Предчувствовавшееся и ожидаемое символистами преображение реальности, как показал наступивший после поражения революции 1905 г. период реакции, обернулось победой «страшного мира». Сознание этой победы совпало для Блока с первыми предощущениями будущей мировой войны, ожидающих страну, человечество новых исторических катастроф и испытаний. В этих условиях для такого мыслящего человека и великого художника, как Блок, остро встал вопрос о том, по каким путям должна развиваться дальше русская поэзия, чтобы быть на высоте задач, поставленных перед нею новым периодом национальной и мировой жизни.

Гумилёву в начале 10-х годов не было свойственно присущее Блоку как национальному поэту чувство приближающихся для России грозных исторических испытаний.
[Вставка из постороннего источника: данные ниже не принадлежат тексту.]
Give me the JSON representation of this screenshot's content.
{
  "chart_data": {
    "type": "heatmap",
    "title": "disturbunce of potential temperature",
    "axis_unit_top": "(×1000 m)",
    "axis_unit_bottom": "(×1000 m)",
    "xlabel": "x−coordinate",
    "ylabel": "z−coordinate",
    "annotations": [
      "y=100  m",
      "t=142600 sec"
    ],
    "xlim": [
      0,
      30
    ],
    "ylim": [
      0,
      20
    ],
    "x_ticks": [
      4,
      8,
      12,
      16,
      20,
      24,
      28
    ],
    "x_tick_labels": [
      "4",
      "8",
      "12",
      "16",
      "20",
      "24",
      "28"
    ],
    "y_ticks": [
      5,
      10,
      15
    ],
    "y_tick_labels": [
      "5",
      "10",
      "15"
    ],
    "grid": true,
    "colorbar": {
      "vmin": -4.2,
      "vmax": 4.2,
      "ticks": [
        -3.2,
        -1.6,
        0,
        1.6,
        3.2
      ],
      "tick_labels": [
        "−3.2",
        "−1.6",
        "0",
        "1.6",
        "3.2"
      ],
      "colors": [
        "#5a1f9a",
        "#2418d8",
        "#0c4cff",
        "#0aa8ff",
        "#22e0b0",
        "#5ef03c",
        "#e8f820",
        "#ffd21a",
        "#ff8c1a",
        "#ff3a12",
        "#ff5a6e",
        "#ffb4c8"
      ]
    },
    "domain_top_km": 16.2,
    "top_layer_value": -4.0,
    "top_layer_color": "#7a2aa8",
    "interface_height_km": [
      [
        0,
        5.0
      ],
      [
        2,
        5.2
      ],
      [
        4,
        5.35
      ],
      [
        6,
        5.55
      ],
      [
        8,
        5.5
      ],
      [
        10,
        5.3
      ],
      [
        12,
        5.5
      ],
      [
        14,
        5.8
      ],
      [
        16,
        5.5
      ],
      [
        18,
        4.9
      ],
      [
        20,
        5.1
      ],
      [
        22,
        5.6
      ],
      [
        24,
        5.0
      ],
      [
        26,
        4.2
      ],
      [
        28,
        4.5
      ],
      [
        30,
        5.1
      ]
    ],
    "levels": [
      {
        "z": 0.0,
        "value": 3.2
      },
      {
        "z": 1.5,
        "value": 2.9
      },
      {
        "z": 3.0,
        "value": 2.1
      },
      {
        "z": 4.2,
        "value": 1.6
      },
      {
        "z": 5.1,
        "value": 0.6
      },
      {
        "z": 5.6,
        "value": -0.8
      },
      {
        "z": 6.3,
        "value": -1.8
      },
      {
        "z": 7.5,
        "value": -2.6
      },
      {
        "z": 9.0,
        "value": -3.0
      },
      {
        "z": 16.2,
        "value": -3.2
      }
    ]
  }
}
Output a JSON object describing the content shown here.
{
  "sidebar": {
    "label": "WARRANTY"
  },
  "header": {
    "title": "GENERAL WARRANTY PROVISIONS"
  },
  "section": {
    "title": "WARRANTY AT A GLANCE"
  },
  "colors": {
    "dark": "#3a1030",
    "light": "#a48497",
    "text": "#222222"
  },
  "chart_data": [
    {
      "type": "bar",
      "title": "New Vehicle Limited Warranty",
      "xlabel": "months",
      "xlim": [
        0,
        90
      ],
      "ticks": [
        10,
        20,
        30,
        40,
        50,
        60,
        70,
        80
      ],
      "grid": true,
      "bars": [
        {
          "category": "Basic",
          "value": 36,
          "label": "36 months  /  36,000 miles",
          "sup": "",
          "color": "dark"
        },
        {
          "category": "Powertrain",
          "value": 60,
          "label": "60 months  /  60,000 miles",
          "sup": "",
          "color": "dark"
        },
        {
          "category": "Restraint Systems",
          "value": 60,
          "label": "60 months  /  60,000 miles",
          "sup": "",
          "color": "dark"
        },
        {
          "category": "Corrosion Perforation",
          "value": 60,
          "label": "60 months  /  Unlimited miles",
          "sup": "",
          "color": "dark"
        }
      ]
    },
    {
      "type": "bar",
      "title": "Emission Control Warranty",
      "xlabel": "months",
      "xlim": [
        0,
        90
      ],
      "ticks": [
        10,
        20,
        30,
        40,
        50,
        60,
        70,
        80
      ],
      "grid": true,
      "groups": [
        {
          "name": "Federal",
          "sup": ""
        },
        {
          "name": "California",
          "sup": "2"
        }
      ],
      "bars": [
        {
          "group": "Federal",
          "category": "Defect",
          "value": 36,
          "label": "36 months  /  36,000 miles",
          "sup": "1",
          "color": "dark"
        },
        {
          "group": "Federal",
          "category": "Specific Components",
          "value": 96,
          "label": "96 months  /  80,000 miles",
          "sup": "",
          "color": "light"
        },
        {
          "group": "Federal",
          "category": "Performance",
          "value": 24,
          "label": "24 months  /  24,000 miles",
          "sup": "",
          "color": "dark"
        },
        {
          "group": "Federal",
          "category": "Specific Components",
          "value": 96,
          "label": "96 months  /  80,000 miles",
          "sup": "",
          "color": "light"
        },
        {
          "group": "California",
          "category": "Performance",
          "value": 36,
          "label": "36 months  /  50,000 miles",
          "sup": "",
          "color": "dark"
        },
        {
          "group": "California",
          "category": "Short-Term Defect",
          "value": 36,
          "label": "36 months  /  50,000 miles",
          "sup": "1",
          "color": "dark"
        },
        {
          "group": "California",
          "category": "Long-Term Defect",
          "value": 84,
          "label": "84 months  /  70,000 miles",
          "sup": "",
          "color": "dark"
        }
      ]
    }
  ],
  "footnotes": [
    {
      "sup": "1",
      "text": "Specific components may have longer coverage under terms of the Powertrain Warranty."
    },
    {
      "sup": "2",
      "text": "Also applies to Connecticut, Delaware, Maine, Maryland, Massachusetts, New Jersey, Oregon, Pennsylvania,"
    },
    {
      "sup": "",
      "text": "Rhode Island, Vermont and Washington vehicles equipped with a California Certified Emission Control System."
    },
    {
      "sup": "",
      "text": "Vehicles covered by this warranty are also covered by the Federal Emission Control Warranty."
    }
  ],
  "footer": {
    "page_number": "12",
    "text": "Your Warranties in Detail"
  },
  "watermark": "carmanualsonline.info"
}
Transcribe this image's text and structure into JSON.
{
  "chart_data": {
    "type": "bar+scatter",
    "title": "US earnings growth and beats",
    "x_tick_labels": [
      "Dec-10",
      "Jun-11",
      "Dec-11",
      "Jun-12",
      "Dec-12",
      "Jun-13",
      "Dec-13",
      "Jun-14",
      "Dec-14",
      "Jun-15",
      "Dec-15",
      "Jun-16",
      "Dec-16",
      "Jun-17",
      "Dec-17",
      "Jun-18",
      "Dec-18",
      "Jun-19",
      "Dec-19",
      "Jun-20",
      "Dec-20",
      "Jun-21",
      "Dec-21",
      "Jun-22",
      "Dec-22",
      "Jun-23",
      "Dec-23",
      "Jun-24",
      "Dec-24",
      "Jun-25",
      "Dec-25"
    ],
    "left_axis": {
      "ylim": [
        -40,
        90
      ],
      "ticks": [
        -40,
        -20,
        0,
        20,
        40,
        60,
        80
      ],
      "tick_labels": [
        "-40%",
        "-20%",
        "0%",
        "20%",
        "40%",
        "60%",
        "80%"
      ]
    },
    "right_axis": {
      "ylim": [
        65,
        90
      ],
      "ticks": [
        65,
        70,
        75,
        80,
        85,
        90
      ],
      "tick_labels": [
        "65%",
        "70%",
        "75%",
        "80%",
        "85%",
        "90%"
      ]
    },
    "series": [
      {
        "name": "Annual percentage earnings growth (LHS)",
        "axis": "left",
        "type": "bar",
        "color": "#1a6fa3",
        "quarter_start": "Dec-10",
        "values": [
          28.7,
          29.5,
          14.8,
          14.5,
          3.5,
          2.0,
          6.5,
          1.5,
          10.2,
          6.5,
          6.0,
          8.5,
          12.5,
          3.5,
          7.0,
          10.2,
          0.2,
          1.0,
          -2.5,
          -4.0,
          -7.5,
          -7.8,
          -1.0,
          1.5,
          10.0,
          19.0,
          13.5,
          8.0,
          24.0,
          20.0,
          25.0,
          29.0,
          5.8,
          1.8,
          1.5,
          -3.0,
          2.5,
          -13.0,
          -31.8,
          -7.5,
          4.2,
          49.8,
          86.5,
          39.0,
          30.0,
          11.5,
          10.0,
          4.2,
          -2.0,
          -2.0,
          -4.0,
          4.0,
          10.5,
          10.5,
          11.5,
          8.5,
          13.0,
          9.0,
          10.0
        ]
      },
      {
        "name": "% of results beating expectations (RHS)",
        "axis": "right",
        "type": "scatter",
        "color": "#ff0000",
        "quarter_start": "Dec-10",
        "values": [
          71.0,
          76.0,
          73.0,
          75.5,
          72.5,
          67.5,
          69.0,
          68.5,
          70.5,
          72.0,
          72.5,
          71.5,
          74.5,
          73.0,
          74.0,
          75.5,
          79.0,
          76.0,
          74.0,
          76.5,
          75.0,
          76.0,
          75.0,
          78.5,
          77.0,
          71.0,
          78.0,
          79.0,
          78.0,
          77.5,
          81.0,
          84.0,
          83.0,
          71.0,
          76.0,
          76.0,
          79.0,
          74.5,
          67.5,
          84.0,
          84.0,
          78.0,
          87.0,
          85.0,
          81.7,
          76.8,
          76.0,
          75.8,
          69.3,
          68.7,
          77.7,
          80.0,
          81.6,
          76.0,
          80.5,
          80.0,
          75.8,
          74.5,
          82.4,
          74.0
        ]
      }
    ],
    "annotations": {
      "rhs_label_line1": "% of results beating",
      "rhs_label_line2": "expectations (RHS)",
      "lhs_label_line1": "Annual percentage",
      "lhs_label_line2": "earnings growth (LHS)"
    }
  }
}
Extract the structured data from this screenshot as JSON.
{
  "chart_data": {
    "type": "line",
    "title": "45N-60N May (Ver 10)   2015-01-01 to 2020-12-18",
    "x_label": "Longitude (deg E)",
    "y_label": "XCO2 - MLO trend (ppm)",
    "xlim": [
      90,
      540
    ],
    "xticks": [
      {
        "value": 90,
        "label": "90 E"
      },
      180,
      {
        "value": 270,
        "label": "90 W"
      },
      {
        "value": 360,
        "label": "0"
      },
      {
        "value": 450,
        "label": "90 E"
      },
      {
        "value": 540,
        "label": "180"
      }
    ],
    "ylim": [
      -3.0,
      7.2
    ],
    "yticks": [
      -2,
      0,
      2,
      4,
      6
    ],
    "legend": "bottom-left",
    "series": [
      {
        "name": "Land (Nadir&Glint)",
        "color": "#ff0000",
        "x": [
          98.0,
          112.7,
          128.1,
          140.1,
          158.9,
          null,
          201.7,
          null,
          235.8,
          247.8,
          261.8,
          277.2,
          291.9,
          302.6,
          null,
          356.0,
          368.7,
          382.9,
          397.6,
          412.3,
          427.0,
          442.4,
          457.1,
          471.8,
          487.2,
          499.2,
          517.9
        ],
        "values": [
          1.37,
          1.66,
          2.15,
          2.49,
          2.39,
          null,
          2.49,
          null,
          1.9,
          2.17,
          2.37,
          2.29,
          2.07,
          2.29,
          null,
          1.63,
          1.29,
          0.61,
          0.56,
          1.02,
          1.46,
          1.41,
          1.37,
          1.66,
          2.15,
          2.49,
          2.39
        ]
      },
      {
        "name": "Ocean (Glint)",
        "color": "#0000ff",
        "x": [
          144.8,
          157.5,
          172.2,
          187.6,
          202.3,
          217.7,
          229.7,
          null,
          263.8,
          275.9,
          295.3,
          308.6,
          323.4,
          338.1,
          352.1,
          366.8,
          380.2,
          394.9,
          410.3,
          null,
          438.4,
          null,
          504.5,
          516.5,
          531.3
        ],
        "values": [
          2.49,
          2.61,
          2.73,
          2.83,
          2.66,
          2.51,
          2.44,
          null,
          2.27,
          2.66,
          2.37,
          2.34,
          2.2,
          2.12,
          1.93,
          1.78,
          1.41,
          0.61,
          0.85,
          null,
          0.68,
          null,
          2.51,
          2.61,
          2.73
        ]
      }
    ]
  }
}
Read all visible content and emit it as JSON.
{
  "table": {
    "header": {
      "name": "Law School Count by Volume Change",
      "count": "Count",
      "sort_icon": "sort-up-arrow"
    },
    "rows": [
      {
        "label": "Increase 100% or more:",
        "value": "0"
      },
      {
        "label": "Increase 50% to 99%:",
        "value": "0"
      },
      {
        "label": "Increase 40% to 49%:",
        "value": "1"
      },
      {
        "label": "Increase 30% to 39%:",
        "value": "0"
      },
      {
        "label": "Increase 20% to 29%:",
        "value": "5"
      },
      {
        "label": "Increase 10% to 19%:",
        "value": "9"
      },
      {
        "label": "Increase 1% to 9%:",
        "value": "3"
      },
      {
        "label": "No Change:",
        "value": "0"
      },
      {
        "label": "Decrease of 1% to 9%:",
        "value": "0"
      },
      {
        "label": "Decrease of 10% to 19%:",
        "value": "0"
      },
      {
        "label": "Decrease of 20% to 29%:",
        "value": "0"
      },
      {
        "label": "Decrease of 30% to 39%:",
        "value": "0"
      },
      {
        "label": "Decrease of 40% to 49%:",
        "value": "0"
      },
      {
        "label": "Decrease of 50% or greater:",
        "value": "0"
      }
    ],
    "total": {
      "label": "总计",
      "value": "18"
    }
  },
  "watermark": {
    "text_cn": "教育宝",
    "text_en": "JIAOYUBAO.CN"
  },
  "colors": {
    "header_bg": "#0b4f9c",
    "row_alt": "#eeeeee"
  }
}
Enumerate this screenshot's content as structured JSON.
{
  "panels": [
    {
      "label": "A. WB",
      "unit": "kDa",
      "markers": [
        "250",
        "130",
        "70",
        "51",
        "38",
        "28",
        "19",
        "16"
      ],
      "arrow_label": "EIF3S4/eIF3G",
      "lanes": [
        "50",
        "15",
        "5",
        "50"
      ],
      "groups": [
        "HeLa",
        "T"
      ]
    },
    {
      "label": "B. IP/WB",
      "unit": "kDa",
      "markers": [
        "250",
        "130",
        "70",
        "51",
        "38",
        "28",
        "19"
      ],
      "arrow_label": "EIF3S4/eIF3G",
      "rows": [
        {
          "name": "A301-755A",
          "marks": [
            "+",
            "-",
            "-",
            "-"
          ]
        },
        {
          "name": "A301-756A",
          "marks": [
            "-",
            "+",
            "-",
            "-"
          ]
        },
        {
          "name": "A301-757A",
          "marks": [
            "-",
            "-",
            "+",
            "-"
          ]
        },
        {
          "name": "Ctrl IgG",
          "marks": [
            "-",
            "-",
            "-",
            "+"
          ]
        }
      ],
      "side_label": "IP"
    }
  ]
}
Его юношеское заносчивое желание «изменить мир», подобно Будде и Христу,4 постепенно развеялось, сменившись мыслью об иной, значительно более скромной по своим масштабам реформе, ограничивающейся областью поэзии и лежащего в ее основе художественного мироощущения. В основу этой реформы легли мысли, навеянные в какой-то мере уроками В. Я. Брюсова. Однако советы мэтра по-своему были поняты и осмыслены его учеником, который не только признал себя теперь закончившим свои «годы ученичества», но уже решился бросить открытый вызов своему учителю и другим поэтам, творчество которых в 1900-е годы определяло лицо русской поэзии.

«Поэзия бывает исключительно страстию немногих, родившихся поэтами; она объемлет и поглощает все наблюдения, все усилия, все впечатления их жизни», — писал Пушкин.5 Слова эти в высшей степени хочется отнести к Гумилёву, хотя его поэтическое становление и было необычно замедленным: будучи всего на 6 лет моложе Блока, начав писать стихи в самом начале 1900-х годов (а после 1906г. выпустив один за другим целый ряд поэтических сборников), Гумилёв достиг подлинной поэтической зрелости лишь в последние годы жизни, очистившись и закалившись в суровой обстановке революционной эпохи, когда его поэзия обрела неведомые ей прежде величественность и высокое трагическое звучание, и Гумилёв, которому так долго не удавалось сбросить с себя путы юношеской романтики и груз (осужденного им самим в его ответах на известную составленную К. И. Чуковским анкету об отношении крупнейших поэтов эпохи к Некрасову) «эстетизма»,6 предстал перед своими современниками и потомством в качестве достойного продолжателя высших достижений русской поэзии. Несмотря на непростое, затрудненное развитие его поэтического дара, вопросы поэзии всю жизнь были тем внутренним стержнем, вокруг которого вращалась мысль Гумилёва. И хотя его рецензии и статьи о русской поэзии неравноценны (а иногда изложенные в них мысли более или менее случайны), в них все же просматривается единое направление, единая «генеральная линия».